This version of AA remains to give the smoothest result (especially when moving) by far in my opinion, so I was wondering, is this a Post-process effect that we can add?
What I can see from the Three.js example is that it uses features from SSAA, and I’ve read it’s pretty much one of the more complicated AA techniques out there. So I’m wondering, has this been thought of before but that it’s not something easy to add?
i don’t think our solution will work here. What we are doing is a more simple approach. I would call it “progressive enhancement using multi sampling”. We only enable it if the user is not intracting with the scene to improve the quality of the “static” image. As soon as the user starts the interaction again we disable it and fallback to hardware anti aliasing. If we would enabled it while the user is moving an object for example we would see very strong ghosting (like motion blur).

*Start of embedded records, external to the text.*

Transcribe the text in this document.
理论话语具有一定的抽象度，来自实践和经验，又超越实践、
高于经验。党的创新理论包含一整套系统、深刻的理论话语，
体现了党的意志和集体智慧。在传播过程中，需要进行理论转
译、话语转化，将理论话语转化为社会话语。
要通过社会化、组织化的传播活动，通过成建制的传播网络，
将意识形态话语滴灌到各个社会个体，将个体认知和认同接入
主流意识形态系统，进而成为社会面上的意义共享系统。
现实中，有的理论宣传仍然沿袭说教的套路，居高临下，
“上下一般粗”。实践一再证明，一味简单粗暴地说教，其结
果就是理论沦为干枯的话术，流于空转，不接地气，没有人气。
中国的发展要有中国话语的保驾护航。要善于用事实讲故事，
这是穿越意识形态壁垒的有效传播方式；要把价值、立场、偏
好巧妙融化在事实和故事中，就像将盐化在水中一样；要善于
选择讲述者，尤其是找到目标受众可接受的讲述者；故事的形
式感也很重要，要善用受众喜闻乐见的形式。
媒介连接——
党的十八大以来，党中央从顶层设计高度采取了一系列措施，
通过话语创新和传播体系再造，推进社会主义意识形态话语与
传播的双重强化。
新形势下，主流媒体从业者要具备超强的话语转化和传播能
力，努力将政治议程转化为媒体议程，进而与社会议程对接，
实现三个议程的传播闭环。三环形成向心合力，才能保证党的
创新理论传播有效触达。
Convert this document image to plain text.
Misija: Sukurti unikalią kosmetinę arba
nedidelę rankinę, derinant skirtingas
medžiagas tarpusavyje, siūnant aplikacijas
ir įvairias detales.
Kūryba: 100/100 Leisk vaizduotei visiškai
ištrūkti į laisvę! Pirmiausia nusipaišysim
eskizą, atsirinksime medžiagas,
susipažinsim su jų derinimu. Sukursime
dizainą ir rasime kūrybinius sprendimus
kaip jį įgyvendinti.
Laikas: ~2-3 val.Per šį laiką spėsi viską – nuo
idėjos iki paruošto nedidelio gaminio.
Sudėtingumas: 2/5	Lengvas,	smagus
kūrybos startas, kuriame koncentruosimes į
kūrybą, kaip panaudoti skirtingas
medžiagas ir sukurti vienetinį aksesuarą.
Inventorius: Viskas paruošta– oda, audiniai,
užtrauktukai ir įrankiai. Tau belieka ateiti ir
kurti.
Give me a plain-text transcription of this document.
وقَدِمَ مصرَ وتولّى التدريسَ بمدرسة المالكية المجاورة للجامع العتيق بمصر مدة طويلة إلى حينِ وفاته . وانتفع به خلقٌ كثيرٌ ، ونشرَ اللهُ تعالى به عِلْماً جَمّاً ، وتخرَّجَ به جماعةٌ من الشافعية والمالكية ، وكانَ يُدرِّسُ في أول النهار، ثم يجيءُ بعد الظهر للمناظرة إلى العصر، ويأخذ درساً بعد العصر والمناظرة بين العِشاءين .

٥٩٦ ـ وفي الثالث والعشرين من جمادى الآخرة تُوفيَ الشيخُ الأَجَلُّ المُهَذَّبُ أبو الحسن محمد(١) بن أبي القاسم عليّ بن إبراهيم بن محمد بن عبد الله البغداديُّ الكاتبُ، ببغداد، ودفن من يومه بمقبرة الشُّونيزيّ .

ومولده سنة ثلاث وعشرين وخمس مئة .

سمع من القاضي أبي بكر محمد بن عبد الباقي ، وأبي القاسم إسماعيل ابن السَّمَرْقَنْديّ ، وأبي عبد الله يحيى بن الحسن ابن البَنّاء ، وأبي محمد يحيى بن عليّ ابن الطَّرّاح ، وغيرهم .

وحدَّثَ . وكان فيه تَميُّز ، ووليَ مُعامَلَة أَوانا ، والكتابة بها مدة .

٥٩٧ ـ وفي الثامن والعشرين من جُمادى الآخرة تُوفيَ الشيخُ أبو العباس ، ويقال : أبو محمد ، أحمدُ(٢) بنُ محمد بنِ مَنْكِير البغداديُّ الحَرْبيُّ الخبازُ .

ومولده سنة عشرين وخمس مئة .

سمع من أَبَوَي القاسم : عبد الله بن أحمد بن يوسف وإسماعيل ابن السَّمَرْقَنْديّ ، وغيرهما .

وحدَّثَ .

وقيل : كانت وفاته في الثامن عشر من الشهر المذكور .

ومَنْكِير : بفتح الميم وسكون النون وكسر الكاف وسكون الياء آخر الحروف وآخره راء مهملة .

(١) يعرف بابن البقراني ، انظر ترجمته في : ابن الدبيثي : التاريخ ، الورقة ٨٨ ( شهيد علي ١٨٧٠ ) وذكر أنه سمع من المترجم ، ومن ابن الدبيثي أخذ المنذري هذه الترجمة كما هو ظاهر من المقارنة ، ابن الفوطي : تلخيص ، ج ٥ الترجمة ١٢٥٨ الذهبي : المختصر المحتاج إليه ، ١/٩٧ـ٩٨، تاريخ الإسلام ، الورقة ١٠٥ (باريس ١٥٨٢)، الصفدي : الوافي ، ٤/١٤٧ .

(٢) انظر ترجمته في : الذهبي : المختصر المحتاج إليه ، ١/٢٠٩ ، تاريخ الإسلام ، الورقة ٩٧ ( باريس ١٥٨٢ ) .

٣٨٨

Our solution works like this:
between render frames we modify the camera projection matrix to create a subpixel camera jitter
using post processing we store the current render frame and combine it later with the next camera frame
By the way we are doing the same thing to create high quality soft shadows which have very less hardware requirements (mobile support)
You just have to move the shadow light between camera frames.
In my case I’d prefer to use an AA solution that works even while moving the camera, just like the three.js sample.
Does one of you have any idea how difficult it would be to port it over to BabylonJS? The most tricky part I think would be to use the SSAA features inside the custom TAA pass.